El consumo regular de kéfir y kombucha genera una cascada de beneficios que impactan en casi todos los sistemas del cuerpo:

  1. Restauración de la microbiota: Ayudan a desplazar a las bacterias patógenas (las “malas”) y fomentan el crecimiento de una flora intestinal diversa. Un intestino sano es sinónimo de una mejor absorción de nutrientes.
  2. Refuerzo del sistema inmunológico: Se estima que el 70-80% de nuestras células inmunitarias residen en el intestino. Al equilibrar la microbiota, estos fermentados preparan al cuerpo para defenderse mejor de infecciones y virus.
  3. Mejora de la salud mental: Existe una conexión directa entre el intestino y el cerebro (el eje intestino-cerebro). La microbiota produce neurotransmisores como la serotonina; por ello, un intestino equilibrado ayuda a reducir la ansiedad y mejorar el estado de ánimo.
  4. Digestión eficiente: Ayudan a reducir la inflamación abdominal, el estreñimiento y los gases.
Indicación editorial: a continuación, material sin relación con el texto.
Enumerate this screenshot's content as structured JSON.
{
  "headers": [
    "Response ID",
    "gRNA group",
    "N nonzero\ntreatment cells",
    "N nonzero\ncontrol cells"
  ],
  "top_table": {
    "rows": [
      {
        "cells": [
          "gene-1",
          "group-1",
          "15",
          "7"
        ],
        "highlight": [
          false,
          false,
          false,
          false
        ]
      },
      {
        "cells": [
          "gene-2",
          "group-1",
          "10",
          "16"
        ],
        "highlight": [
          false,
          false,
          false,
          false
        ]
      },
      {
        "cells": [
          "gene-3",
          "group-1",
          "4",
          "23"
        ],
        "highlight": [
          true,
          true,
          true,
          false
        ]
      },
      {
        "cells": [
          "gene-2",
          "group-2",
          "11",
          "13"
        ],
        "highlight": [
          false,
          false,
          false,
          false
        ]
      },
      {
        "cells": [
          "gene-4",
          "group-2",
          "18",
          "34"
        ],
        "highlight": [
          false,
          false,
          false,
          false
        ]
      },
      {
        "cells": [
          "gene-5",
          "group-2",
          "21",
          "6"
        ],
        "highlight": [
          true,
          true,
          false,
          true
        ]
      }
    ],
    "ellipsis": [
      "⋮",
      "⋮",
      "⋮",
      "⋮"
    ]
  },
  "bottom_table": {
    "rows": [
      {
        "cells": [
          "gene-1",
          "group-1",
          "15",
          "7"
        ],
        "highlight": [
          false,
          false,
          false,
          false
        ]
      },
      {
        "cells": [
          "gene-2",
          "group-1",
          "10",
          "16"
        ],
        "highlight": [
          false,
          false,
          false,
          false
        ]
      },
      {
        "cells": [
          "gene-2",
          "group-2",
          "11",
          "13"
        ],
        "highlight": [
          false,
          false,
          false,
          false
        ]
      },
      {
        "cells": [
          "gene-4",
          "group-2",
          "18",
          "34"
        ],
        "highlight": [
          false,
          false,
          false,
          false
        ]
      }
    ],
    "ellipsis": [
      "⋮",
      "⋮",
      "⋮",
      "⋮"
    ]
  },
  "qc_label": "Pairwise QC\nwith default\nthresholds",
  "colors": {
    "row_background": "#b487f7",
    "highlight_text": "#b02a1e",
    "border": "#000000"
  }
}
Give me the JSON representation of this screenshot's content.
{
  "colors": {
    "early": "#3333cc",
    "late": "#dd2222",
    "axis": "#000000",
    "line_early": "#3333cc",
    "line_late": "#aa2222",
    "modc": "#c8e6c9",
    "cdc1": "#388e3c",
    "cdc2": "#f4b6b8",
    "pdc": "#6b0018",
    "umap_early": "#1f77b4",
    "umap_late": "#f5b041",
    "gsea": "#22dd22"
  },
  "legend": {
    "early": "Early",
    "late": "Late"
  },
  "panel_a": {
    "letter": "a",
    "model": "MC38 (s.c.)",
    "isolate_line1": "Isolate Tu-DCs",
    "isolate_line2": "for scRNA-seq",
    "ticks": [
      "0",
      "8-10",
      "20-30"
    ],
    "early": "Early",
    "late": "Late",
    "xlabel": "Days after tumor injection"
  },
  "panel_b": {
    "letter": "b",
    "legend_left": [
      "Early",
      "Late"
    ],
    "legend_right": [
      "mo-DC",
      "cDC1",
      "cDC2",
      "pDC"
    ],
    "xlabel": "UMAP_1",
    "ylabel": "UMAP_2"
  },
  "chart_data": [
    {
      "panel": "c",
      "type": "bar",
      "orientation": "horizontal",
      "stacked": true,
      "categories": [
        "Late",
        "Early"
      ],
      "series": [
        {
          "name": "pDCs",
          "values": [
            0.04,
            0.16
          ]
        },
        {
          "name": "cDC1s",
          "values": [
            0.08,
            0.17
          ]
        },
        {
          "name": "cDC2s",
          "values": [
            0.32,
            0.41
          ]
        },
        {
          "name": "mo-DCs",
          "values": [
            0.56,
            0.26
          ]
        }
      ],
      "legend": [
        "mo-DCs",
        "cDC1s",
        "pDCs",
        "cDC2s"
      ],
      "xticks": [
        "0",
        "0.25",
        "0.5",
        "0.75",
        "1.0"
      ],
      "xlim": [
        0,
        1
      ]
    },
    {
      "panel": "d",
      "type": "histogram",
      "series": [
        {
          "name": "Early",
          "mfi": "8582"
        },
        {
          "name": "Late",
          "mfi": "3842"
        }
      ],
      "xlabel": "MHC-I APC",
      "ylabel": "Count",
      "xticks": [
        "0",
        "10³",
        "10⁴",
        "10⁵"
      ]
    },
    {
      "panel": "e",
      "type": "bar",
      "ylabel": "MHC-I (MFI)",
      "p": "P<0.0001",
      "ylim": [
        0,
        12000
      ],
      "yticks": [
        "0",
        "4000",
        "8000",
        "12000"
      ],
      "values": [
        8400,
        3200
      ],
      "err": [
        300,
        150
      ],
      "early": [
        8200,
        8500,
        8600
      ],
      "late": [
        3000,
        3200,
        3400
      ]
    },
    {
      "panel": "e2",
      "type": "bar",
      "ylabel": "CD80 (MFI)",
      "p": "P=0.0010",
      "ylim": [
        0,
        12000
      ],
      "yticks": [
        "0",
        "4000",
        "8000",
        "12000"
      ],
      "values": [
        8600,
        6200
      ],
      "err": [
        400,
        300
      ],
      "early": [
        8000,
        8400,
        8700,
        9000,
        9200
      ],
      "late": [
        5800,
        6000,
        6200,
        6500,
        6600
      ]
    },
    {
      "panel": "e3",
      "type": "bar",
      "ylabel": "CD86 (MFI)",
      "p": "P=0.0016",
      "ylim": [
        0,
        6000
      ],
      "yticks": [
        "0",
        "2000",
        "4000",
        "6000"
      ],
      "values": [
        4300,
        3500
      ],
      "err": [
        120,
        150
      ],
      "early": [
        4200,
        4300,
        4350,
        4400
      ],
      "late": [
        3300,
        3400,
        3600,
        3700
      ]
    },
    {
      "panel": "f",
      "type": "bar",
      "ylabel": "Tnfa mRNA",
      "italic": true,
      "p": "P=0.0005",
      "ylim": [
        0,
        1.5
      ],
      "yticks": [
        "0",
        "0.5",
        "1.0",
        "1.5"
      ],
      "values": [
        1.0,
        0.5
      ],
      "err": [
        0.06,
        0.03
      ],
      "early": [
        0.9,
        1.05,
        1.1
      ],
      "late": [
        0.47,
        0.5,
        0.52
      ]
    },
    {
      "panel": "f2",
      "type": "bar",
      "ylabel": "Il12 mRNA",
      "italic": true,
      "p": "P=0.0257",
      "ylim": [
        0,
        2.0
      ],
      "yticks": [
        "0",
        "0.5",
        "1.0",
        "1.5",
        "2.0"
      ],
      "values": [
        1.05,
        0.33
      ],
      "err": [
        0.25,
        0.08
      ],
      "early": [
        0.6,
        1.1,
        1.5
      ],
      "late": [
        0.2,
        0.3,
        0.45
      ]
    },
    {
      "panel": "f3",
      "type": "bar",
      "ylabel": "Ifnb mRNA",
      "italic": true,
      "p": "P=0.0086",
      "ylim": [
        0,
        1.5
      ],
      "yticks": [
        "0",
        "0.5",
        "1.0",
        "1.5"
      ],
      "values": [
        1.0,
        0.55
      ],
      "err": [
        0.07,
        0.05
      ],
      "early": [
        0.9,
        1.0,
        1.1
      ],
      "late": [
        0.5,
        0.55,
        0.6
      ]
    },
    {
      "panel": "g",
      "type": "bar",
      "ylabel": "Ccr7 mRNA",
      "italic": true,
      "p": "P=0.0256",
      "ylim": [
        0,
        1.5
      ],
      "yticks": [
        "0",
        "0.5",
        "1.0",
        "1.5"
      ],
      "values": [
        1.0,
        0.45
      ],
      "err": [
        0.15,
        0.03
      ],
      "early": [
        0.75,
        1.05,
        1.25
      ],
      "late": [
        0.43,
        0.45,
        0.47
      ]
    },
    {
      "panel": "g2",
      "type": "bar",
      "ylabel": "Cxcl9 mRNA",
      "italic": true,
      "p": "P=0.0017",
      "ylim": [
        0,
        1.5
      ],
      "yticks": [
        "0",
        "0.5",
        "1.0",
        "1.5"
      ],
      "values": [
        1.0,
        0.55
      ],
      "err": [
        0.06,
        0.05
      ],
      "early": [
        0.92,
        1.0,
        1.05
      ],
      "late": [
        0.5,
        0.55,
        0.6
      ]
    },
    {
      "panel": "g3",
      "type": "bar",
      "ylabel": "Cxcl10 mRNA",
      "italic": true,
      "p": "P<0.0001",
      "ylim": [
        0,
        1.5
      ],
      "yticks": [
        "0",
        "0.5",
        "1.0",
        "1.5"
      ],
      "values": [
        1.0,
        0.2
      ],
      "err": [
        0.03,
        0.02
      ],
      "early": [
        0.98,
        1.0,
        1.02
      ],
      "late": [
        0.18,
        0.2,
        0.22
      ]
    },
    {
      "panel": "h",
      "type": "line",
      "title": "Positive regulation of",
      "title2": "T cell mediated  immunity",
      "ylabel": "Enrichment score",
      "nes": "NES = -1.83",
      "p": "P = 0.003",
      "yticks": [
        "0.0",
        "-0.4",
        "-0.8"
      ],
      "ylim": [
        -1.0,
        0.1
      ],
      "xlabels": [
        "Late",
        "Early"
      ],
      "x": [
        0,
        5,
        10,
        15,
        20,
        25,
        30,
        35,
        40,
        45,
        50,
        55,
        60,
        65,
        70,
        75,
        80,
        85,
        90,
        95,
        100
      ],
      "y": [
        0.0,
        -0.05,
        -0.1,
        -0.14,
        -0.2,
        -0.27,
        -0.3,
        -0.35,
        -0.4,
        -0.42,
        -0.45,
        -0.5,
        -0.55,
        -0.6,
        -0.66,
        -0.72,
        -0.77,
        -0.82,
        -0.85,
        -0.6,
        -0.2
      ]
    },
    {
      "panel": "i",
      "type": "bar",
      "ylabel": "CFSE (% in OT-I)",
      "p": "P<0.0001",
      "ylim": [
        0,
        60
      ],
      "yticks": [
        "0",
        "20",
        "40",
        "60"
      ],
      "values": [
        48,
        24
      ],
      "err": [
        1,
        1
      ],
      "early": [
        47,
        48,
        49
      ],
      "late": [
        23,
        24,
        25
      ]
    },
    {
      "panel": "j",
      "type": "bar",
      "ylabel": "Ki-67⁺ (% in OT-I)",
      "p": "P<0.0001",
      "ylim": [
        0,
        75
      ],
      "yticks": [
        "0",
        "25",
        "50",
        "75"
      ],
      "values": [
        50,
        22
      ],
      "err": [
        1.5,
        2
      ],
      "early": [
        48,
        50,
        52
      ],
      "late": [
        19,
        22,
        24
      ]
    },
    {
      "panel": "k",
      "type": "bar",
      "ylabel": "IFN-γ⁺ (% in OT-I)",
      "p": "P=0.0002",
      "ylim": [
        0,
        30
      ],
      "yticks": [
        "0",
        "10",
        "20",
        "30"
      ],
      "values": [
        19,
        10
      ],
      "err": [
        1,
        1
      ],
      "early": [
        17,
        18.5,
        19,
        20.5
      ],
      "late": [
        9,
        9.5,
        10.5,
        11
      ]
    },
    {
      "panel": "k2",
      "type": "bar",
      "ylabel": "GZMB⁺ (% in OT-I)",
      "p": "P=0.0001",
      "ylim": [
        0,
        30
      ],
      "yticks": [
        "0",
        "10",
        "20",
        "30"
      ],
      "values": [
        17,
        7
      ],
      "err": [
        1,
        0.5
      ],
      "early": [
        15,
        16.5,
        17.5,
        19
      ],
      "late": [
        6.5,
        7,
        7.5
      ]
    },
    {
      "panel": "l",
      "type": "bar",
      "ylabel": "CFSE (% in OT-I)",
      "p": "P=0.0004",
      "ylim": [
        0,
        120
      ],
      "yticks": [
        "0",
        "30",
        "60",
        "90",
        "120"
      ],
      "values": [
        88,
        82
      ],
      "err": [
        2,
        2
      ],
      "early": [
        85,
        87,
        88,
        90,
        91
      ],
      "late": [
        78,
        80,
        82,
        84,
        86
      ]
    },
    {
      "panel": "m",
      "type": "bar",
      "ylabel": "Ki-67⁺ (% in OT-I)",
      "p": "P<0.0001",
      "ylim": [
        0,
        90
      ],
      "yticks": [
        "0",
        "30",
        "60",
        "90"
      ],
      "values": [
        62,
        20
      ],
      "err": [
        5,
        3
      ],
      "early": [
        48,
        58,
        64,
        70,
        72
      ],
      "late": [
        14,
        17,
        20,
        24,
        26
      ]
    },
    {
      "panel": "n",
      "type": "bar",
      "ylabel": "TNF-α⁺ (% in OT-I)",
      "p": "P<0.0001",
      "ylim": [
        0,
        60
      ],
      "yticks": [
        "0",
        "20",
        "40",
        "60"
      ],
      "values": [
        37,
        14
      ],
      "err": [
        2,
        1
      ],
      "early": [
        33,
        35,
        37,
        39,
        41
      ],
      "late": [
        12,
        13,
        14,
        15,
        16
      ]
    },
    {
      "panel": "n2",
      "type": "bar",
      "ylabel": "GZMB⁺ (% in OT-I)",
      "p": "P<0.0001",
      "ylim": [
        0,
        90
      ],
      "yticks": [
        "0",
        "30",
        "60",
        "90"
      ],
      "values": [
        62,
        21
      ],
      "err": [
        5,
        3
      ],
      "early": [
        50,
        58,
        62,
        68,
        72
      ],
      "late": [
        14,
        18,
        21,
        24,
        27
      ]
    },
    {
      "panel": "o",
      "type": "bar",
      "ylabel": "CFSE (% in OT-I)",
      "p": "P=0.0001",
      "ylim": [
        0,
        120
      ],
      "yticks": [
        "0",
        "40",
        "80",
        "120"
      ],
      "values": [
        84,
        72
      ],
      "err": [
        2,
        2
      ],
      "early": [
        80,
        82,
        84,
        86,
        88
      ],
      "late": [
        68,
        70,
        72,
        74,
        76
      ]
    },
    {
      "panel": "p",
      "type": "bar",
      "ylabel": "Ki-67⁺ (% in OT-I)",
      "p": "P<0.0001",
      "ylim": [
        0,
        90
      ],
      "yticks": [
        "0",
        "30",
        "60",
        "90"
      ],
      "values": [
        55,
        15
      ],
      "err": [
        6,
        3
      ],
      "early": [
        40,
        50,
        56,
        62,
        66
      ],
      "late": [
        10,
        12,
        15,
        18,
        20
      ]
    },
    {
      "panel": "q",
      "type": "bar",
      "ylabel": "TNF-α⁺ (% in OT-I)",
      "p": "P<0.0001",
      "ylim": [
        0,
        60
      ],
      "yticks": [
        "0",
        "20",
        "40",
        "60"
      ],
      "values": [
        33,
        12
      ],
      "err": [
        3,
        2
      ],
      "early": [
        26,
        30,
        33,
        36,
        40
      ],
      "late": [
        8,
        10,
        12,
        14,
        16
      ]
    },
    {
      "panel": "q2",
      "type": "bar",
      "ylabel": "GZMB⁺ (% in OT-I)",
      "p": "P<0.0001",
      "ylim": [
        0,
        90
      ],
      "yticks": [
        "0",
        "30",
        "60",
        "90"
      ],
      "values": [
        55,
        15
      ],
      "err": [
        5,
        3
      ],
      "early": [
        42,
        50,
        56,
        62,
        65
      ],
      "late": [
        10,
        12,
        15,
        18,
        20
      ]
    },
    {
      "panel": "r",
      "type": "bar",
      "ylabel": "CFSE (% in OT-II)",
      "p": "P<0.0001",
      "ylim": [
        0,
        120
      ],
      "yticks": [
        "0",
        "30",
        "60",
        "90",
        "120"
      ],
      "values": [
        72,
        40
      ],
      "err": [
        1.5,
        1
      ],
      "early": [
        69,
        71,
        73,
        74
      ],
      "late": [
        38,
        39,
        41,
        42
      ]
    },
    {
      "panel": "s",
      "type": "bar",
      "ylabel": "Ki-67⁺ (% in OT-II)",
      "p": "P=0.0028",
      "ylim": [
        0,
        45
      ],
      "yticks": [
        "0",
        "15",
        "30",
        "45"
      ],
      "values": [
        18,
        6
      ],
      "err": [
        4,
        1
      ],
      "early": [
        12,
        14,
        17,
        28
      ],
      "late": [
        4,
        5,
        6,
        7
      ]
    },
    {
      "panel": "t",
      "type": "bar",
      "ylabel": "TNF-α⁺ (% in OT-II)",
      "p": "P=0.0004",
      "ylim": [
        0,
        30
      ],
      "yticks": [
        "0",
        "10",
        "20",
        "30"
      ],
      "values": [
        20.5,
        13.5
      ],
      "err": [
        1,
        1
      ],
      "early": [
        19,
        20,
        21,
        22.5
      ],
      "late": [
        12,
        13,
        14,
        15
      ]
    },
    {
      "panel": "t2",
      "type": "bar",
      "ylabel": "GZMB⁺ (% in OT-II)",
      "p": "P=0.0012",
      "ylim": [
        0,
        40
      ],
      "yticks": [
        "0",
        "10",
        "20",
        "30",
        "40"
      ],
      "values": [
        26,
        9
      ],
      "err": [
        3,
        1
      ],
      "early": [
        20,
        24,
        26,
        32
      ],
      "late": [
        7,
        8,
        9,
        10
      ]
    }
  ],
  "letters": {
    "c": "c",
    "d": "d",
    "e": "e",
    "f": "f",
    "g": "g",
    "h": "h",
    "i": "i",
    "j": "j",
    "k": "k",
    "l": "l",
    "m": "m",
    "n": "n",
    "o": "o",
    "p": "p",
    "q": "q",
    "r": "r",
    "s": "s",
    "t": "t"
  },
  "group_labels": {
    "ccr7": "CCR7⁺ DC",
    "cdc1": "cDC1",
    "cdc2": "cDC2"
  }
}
En el caso del kéfir de leche, la fermentación elimina gran parte de la lactosa, haciéndolo más digerible para personas con sensibilidades leves.

Consejos para su consumo

  • Empezar de a poco: Si nunca consumiste probióticos, tu cuerpo necesita adaptarse. Comenzar con medio vaso al día es ideal para evitar posibles molestias digestivas temporales mientras la flora se reajusta.
  • Calidad artesanal: Siempre es preferible optar por marcas que no pasteuricen el producto final, ya que el calor mata a las bacterias beneficiosas que buscamos.
  • Temperatura: Estas bebidas están “vivas”. Deben mantenerse refrigeradas para frenar la fermentación y preservar sus propiedades.
  • No está indicado para personas con tratamiento oncológico, niños, embarazadas, ni pacientes con enfermedades autoinmunes.

Un brindis por la salud

“Incorporar kéfir o kombucha a la dieta es más que un hábito alimenticio; es una inversión en longevidad. Al cuidar nuestro ecosistema interno, le damos al cuerpo las herramientas necesarias para funcionar con mayor claridad y energía. En un mundo de alimentos ultraprocesados, volver a lo fermentado es, en esencia, volver a lo natural”, concluyó Giner.